PM Interview / Practical Insights

  1. Interview Question: "How would you decide whether to use supervised or unsupervised learning for a user segmentation feature?"
  2. Answer: Use supervised if you have labeled data (e.g., "high-value vs. low-value users") and a clear target variable. Use unsupervised if you’re exploring patterns (e.g., "What natural groups exist in our user base?"). Always start with unsupervised to validate hypotheses before labeling data.

  3. Stakeholder Trap: "We need to build an AI feature—let’s use the latest LLM!"

  4. Response: Push back with cost-benefit analysis. LLMs are expensive (training, inference, hallucination risks). Ask:


    • Can we solve this with rules (e.g., regex for email validation)?
    • Do we have enough data to fine-tune?
    • Is latency acceptable (e.g., LLMs add ~1–2 seconds to response time)?
  5. Tricky Distinction: "Prompt Engineering vs. Fine-Tuning"

  6. Prompt Engineering: Cheap, fast, but limited by the LLM’s base knowledge. Good for generic tasks (e.g., summarization).
  7. Fine-Tuning: Expensive, requires labeled data, but higher accuracy for domain-specific tasks (e.g., medical diagnosis).

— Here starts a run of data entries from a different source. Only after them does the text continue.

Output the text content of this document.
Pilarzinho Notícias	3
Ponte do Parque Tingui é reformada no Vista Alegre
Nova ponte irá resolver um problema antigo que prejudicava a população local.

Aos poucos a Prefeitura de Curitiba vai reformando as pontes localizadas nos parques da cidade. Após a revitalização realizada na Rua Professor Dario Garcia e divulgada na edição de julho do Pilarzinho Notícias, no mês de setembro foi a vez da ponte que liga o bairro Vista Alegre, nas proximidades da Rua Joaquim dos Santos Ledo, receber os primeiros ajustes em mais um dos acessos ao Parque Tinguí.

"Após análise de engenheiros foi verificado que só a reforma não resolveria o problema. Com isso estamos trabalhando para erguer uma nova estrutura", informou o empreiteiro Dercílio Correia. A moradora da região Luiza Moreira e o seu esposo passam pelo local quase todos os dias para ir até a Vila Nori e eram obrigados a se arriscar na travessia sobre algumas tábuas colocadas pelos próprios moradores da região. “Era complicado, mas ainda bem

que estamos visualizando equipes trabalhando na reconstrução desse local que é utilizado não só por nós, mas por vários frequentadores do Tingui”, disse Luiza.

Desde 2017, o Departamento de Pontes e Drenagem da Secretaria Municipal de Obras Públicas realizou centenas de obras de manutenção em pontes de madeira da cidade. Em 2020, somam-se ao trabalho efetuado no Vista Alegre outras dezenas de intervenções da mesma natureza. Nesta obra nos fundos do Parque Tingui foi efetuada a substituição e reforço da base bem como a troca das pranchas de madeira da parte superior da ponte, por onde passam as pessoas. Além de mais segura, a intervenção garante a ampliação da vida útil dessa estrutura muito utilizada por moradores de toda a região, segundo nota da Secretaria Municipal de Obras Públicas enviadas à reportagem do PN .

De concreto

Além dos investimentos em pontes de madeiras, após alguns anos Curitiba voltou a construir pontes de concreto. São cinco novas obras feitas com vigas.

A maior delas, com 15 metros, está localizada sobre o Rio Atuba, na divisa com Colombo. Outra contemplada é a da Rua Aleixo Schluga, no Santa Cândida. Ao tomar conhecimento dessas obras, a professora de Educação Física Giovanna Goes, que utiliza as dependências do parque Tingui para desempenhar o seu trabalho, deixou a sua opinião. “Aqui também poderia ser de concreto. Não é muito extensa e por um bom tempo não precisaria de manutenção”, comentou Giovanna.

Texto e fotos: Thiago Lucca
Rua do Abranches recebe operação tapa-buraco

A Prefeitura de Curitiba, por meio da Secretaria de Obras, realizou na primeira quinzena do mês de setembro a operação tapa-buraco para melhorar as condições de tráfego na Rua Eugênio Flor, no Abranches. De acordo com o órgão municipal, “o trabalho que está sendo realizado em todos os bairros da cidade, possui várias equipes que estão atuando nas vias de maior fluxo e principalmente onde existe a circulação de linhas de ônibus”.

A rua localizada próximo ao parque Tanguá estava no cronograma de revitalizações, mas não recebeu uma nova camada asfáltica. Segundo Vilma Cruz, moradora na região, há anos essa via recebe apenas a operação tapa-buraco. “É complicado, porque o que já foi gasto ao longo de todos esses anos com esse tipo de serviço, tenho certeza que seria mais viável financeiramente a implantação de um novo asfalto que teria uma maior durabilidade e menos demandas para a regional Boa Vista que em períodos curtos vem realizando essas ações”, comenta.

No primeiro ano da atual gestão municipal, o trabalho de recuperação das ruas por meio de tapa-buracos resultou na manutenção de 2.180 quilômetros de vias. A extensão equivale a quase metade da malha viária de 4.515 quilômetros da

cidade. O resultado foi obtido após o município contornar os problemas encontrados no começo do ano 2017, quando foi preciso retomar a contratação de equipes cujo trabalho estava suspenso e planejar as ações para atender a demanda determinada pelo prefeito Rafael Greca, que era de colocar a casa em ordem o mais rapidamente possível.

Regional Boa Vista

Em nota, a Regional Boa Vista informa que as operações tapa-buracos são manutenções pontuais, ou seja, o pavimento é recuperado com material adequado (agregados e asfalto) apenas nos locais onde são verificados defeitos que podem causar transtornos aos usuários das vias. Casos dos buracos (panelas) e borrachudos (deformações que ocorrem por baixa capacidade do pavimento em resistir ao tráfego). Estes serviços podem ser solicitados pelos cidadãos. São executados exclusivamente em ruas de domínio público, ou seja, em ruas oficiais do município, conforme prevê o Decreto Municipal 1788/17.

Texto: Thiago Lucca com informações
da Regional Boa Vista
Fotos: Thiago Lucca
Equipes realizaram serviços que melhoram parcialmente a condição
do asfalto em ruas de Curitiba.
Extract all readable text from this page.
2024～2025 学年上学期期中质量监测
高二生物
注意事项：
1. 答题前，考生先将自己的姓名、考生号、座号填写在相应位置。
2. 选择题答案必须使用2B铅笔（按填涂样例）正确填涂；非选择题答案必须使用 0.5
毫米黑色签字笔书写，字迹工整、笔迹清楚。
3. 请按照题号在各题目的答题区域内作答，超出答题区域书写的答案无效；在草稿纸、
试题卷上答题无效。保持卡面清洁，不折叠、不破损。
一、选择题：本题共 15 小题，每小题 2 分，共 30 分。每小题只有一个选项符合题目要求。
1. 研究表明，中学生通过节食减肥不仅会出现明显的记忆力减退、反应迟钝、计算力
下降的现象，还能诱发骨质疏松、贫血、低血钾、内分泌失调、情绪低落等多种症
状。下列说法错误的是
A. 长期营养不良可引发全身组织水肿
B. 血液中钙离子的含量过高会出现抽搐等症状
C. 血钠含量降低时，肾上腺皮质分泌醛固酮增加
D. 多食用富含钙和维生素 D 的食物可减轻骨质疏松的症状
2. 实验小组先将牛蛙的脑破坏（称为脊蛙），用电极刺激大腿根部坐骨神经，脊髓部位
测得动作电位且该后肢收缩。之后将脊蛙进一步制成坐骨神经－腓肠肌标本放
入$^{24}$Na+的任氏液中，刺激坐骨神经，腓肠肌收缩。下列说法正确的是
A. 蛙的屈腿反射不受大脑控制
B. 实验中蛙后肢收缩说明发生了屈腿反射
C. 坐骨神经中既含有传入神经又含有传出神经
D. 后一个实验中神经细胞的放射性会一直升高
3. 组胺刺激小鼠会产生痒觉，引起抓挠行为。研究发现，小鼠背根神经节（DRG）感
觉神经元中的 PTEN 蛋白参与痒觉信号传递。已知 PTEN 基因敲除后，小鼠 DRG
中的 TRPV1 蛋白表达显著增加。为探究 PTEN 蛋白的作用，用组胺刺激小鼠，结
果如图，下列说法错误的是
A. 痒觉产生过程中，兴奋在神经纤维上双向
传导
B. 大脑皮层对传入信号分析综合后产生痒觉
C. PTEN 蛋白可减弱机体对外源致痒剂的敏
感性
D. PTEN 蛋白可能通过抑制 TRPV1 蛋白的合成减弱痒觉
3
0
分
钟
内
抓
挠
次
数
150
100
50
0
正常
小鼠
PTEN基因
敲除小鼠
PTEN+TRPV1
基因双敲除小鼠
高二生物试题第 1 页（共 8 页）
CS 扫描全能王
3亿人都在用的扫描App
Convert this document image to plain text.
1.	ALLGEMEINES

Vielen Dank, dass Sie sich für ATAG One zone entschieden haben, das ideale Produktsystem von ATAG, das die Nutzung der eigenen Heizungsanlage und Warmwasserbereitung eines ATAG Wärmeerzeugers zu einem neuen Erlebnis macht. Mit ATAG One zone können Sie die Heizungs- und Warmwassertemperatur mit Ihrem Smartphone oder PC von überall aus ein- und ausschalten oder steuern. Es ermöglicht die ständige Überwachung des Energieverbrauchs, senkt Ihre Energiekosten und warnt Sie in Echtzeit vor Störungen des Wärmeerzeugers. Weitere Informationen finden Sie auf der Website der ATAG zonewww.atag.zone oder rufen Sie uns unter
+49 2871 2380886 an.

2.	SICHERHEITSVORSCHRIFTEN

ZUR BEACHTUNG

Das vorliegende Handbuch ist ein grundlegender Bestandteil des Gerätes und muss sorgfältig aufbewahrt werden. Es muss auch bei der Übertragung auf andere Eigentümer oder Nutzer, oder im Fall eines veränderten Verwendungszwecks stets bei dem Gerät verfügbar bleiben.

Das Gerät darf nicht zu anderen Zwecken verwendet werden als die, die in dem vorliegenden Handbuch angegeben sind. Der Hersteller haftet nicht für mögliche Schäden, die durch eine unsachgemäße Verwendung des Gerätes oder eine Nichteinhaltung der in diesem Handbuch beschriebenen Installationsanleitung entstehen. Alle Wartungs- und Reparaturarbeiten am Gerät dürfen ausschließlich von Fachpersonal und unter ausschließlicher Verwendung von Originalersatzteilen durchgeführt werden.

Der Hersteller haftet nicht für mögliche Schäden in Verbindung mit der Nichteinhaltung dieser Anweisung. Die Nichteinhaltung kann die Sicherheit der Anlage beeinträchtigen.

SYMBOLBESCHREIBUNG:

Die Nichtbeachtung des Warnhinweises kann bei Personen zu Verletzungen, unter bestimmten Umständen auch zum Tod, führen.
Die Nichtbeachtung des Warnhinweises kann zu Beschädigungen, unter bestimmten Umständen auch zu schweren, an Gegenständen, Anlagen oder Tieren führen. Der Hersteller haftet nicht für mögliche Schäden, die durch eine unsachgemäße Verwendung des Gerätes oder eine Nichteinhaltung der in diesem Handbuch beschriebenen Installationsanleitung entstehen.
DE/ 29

  8. Interview Question: "Your team wants to launch a feature that uses an LLM to generate product descriptions. How do you mitigate hallucinations?"

  9. Answer:
    1. Retrieval-Augmented Generation (RAG): Fetch facts from a product database before generating text.
    2. Human-in-the-Loop: Flag low-confidence outputs for review.
    3. Prompt Constraints: "Only use the following product attributes: [list]."

Quick Check Questions

  1. Scenario: Your team built a fraud detection model with 95% precision but 70% recall. The CFO wants to reduce false positives (precision), but the Risk team wants to catch more fraud (recall). How do you decide?
  2. Answer: Prioritize recall if the cost of missed fraud (e.g., chargebacks) is higher than false positives (e.g., manual reviews). Use cost-benefit analysis (e.g., "Each false positive costs $10 in support time; each missed fraud costs $100").

  3. Scenario: You’re launching a chatbot for customer support. Users complain the responses are too verbose. What do you do?

  4. Answer: Adjust the prompt to include constraints (e.g., "Answer in 2 sentences or less") and lower the temperature (to reduce creativity). Test variations with A/B testing.

  5. Scenario: Your LLM-powered feature is slow (5-second latency). Engineers say it’s because the model is too large. What are your options?

  6. Answer:
    1. Distill the model (train a smaller model to mimic the large one).
    2. Use caching (store frequent responses).
    3. Switch to a smaller LLM (e.g., GPT-3.5 → GPT-4 Turbo).
    4. Optimize prompts (shorter inputs = faster inference).

Last-Minute Cram Sheet

  1. Supervised Learning = Labeled data (input → output). Use for prediction (e.g., churn, price).
  2. Unsupervised Learning = Unlabeled data. Use for clustering (e.g., user segments) or anomaly detection.
  3. Training = Teach the model (expensive). Inference = Use the model (cheap).
  4. Prompt Engineering = Crafting inputs for LLMs. Zero-shot (no examples), few-shot (1–3 examples), CoT ("explain your reasoning").
  5. LLM Tokens = Basic text units. Cost scales with tokens (e.g., 1,000 tokens ≈ 750 words).
  6. Temperature = 0 (deterministic) to 1 (creative). Use low temp for factual tasks.
  7. Precision = TP / (TP + FP). Recall = TP / (TP + FN). Trade-off: High precision = fewer false alarms; high recall = fewer misses.
  8. Hallucination = LLM fabricates info. Mitigate with RAG or human review.
  9. MLOps = DevOps for ML. Monitor for drift (data/concept changes).
  10. ⚠️ Avoid ML for ML’s sake—start with rules or heuristics. ⚠️ Latency matters—users won’t wait 5 seconds for a prediction.